由布市の24年観光客、25万人増429万7903人 外国人最多、85%は東アジア圏

観光客らでにぎわうJR由布院駅=2024年12月27日、由布市湯布院町川北

 【由布】由布市は2024年の観光動態調査の結果を公表した。観光客総数は429万7903人で23年に比べ25万5475人(6%)増加。うち外国人は4割増え、調査開始(06年)以降最多の144万4387人となった。
 調査は、市が由布市まちづくり観光局に委託。携帯電話のビッグデータなどから推計値を出している。

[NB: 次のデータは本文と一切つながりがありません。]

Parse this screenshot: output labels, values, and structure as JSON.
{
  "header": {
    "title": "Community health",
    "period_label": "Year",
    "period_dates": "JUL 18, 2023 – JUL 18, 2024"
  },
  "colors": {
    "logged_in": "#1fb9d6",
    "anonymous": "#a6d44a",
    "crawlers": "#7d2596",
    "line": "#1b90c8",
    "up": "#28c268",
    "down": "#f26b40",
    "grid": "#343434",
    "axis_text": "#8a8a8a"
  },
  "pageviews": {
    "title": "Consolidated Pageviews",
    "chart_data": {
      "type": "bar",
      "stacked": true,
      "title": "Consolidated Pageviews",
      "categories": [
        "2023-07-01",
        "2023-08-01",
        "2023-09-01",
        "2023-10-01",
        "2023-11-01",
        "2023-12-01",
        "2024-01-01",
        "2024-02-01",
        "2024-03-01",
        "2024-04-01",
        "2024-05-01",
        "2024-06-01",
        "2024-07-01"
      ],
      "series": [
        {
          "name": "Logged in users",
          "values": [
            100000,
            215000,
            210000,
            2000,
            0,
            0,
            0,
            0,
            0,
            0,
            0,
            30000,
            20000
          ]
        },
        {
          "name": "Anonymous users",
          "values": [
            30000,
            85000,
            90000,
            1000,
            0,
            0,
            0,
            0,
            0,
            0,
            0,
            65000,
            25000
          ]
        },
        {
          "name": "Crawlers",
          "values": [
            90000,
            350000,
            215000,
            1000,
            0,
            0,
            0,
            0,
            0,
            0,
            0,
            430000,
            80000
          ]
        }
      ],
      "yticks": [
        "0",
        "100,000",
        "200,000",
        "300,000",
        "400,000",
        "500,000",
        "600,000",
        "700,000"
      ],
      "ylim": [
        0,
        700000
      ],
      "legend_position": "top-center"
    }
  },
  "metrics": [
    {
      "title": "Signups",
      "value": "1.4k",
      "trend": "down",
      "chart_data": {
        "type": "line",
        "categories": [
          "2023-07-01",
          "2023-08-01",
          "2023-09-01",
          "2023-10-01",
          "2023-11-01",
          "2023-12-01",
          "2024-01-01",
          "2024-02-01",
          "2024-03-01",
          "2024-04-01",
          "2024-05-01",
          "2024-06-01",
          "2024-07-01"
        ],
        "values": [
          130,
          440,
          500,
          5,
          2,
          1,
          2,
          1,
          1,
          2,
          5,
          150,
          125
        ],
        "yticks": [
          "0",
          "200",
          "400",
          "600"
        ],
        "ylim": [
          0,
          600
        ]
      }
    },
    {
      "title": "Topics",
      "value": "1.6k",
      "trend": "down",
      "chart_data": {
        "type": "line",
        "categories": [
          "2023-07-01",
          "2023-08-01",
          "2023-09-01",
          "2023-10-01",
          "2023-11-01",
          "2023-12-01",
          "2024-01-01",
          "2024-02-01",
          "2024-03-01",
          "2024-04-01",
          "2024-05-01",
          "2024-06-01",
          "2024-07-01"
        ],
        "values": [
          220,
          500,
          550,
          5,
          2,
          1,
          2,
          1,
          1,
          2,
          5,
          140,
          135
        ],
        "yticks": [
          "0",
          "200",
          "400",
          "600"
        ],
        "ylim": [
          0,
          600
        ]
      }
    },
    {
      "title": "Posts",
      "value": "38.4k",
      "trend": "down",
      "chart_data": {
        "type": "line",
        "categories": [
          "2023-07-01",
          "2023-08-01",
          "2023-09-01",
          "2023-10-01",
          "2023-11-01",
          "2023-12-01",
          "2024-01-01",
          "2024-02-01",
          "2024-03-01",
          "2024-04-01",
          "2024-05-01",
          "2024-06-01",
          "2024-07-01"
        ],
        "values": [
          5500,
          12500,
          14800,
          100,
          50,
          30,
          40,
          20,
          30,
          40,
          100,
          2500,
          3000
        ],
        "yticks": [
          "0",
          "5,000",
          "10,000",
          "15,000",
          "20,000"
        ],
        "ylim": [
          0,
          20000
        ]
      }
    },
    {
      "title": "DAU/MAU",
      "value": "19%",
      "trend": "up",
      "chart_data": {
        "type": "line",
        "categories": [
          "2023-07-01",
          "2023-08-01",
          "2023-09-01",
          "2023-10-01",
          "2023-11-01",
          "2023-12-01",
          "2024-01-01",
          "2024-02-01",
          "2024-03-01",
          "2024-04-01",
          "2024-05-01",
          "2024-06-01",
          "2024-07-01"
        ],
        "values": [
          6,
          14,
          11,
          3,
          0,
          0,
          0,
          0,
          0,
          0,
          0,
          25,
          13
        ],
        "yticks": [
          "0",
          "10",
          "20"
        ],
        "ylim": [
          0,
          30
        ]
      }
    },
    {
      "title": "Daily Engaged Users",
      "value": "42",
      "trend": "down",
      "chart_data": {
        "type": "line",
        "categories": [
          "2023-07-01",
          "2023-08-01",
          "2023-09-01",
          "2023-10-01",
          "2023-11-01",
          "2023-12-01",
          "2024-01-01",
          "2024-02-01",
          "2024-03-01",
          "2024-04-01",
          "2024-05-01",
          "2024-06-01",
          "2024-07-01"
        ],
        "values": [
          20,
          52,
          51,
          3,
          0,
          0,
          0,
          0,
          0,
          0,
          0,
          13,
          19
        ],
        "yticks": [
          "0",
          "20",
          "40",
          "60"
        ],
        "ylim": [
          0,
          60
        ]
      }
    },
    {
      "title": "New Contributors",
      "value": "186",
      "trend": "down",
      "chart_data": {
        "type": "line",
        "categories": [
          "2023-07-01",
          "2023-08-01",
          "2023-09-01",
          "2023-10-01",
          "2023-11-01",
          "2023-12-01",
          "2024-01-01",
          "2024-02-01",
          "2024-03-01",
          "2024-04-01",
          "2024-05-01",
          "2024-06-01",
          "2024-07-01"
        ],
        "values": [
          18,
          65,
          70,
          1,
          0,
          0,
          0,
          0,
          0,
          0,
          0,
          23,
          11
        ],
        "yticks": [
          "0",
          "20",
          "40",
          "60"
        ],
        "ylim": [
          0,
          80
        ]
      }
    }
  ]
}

 内訳は、日帰りが290万2445人(23年比109%)、宿泊が139万5458人(同100%)。男女比は男性46%、女性54%。
 月別では11月が最多で1月が最少。10年ほど前と比べると月別の差は縮まっており「インバウンドの増加、ゴールデンウイークや盆以外の期間でも休暇取得が容易になったことが一因ではないか」と分析する。
 日本人の日帰りは176万884人(23年比95%)、宿泊は109万2632人(同93%)といずれも微減となった。県内からの来訪者は7万4226人(10%)減少しており「コロナ禍後、近場で旅行をしていた観光客が、県外への旅行を再開し始めたのではないか」とみている。
 外国人は日帰りが114万1561人(23年比141%)、宿泊が30万2826人(同134%)と大幅に増加。円安などの影響で過去最多だった23年をさらに上回る人数となった。国・地域別では半数ほどが韓国で、台湾、中国、香港など東アジア圏が全体の85%を占めた。知名度がある湯の坪街道周辺(湯布院町)が団体バスツアーに組み込まれることが多いことや、旅行者のハブとなる福岡からの利便性が高いことなどが増加の理由として考えられるという。
 市商工観光課は「湯布院だけでなく挾間、庄内エリアへの周遊を促す施策も継続していく。観光関係者と情報共有しながら、由布市全体の良さを感じてもらう旅の在り方をPRしていきたい」と話している。